US exit from EITI is most disappointing

Dear Editor,

While visiting the UK, I read that the US had pulled out of the Extractive Industries Transparency Initiative (EITI) which Guyana is now a candidate member of. There are some 51 members. The US presence in the body served as a model against corruption and acted as a pressure for other countries to become members. Naturally, US withdrawal would encourage others from withdrawing or not applying for membership, and by extension subjecting them to more corruption.

EITI is an extremely important well-intentioned anti-corruption body. It is a model in the fight against corruption that has bedevilled so many countries that have found oil and are mineral rich – whose money have been wasted on wars, corruption, white elephants, etc. As the New Yorker magazine last April commented, ExxonMobil or BP, (used for illustration)  “would pay a huge and secret amount of money to a government for access to fossil fuels or minerals.
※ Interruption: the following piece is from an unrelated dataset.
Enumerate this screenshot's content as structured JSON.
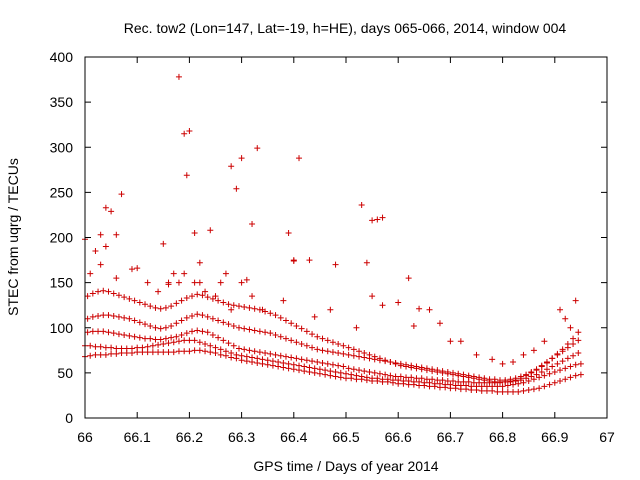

Nobody, aside from insiders, will ever know how much money the government received and how that money was spent”. The EITI, notes the New Yorker, changed that.

As the magazine stated, in 2002, Tony Blair, who was the Prime Minister of the United Kingdom at the time, and some other world leaders, global activists, and anti-corruption scholars founded EITI which is headquartered in Norway, as a role model on how to manage natural resource money. EITI is headed by a former Prime Minister of Sweden and a board made up of civil-society advocates, political leaders, and executives of oil, gas, and mining companies. The body set up a new global standard for transparency. “The member countries agreed to report all the money they receive from extractive industries and how they spend it. Companies working in those nations would also reveal what they paid, allowing the public to reconcile the government and corporate accounts”.

Both government and companies must divulge findings, revenues, and expenditures. The information obtained through EITI can help to monitor how a nation spends royalties deterring corrupt rulers from squirreling money away in foreign bank accounts. It also helps to limit bribery and kickbacks and would expose, for example, whether there was a US$20M bonus to the government for signing the oil agreement with Exxon.

Last April a report in the New Yorker warned that such an act of withdrawal was in the making and it became official last week. The New Yorker described EITI as “a most singularly successful anti-corruption effort”.

The US exit from this global anti-corruption body is most disappointing as others may follow suit undermining the work and the very survival of EITI. International EITI monitors have condemned the US move. The US exit also undermines the power of citizens and watchdogs in the US and by extension other mineral-rich nations to obtain information on mineral extraction. In the long run, being part of EITI would help the US in that it would serve as a bulwark against corruption in poor countries which would not remain as dependent on America for foreign aid if their own money obtained from natural resources were wisely spent. We know what has happened in Guyana with proceeds from our natural resources between 1966 and now. Ample illustrations also exist in other part of the Caribbean region and in Latin America, Africa, and the Middle East. The US should reconsider this move.